Housing Losses Spread Through the Economy
Costs are mounting in areas hit hard by the wave of mortgage failures in ways other than personal loss. Where vacant houses are popping up like fleas, housing values fall, the tax base suffers, and businesses lose sales. BBC.com has an interesting analysis of the situation, and notes that bailing out the lenders will not help the communities that are afflicted.
It's hardly a surprise that the occupied White House is incapable of dealing with the housing crisis intelligently. The crunch will be increasingly felt as the tax base declines. This would be a good time for states to begin planning how to deal with the losses, as they can be sure no help is on the way from the flummoxed executive branch.

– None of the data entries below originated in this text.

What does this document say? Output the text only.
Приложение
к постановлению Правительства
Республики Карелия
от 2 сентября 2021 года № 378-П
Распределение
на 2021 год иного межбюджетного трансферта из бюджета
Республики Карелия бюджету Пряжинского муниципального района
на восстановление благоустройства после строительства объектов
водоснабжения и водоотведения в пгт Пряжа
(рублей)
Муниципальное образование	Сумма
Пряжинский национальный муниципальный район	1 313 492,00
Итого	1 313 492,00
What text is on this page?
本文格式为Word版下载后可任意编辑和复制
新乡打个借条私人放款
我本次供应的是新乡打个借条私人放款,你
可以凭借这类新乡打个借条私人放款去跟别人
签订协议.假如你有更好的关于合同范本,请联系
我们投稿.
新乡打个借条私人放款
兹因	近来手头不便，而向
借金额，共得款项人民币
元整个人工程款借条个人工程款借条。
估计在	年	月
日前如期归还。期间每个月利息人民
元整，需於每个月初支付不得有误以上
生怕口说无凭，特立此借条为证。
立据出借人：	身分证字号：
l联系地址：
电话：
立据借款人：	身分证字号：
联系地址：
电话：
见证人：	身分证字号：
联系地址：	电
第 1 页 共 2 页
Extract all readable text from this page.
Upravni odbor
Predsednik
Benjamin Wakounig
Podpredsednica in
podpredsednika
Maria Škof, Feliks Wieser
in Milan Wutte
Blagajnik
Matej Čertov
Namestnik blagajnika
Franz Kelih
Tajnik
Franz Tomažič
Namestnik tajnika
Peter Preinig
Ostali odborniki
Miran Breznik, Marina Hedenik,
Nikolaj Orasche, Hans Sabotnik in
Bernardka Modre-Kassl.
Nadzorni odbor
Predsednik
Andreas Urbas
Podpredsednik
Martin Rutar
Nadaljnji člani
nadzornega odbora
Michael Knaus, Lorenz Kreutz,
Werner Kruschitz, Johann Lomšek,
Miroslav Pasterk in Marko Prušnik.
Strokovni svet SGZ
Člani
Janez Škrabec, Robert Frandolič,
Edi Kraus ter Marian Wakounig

Cleveland, Ohio, is an industrial city on the banks of Lake Erie in the US "rust belt".
It is the sub-prime capital of the United States. One in ten homes in the city is now vacant, and whole neighbourhoods have been blighted by foreclosed, vandalized and boarded-up homes.
Many of these homes are now owned by the banks and investment pools owning the mortgages, and the company making the most foreclosures in Cleveland is Deutsche Bank Trust, which acts on behalf of such investment pools.
Cleveland is facing a rising crime wave, and the cost of demolishing the vacant houses alone will cost the city $100m of its tax base.
According to Jim Rokakis, the County Treasurer for Cleveland's Cuyahoga County, "Wall Street strategies that made the cycle of no-money-down, no-questions-asked lending possible have sucked the life out of my city".
(snip)
The only way out, says Ms Gerecke (Director of NY City's Neighborhood Housing Council), would be national loan terms agreed for the whole industry.
One such plan has been proposed by Sheila Bair, head of the Federal Deposit Insurance Corporation (FDIC), one of the key banking regulators.
She told the BBC that sub-prime interest rates should not be reset if the borrower has kept up all payments and is not in arrears.
But such a deal is proving extremely difficult to reach, given that thousands of investors around the world own a share of these sub-prime mortgages.
It's hardly a surprise that the occupied White House is incapable of dealing with the housing crisis intelligently. The crunch will be increasingly felt as the tax base declines. This would be a good time for states to begin planning how to deal with the losses, as they can be sure no help is on the way from the flummoxed executive branch.